QUICK TAKE REVIEW By Beverly Creasey Nora’s SINGULAR Sensation



Alan Ayckbourn is famous for placing a world of trouble on the shoulders of his hapless characters, then pulling the rug out from under them—mind you, in high comic style. The Nora Theatre’s ABSURD PERSON SINGULAR (playing at the Central Square Theater through August 18th), superbly directed by Daniel Gidron, reminded me of the deftness Harold Lloyd achieved in his comic catastrophes.

We meet three couples, whose kitchens will be both refuge and madhouse on three successive Christmas eves. One kitchen wanderer from the first party declares the living room guests to be “splendidly jolly, booming people” and you immediately know the opposite is true. But you don’t see the disaster first hand. Better yet is the glimpse of what’s going on behind the festivities: panic, mayhem and meltdown.
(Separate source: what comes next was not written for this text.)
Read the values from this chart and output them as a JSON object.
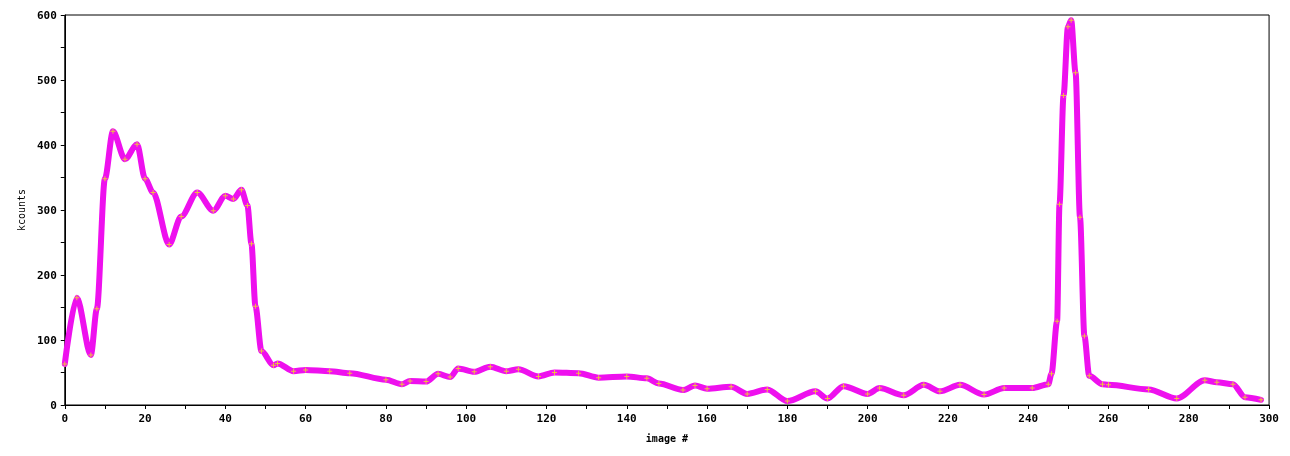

The cast is pure joy, with David Berger-Jones as the hilariously obtuse host of the first party and Samantha Evans deliciously infuriating as the overwrought, reluctant hostess. The first act does the work of setting up, with Liz Hayes wonderfully off kilter as the wacky, inebriated wife of Bill Mootos’ marvelously unrepentant philanderer. Add the wry Steve Barkhimer as an uninterested banker who’d rather be anywhere else and Stephanie Clayman as his tart tongued wife (her words fairly dripping with sophisticated sarcasm) and you have the sure fire recipe for comic gold.

If only Act II could be played twice, thrice even. I could see it a hundred times, just to watch Liz Hayes fume, despair, roll her eyes up into her head or move her pupils to the side in horror and then, widen them in disbelief. Her tour de force, without speaking a word, is the funniest performance I’ve seen this year. You cannot stop laughing and yet you care about this poor woman, surrounded by morons.

Gidron knows how to gild the lily, so everyone gets into the act. There’s an Edward Scissorhands-Mootos moment, not to mention Barkhimer’s leap to safety on top of the kitchen table…where, of course, he isn’t, which is simply priceless when all hell breaks loose. Act III gives Clayman the splendid chance to run roughshod over her visitors, especially Mootos, squashed like a cushion into an easy chair.

Ayckbourn has written over seventy plays, all of them gems. Maybe Nora could do one a year for the next decade or so. That would make me deliriously happy.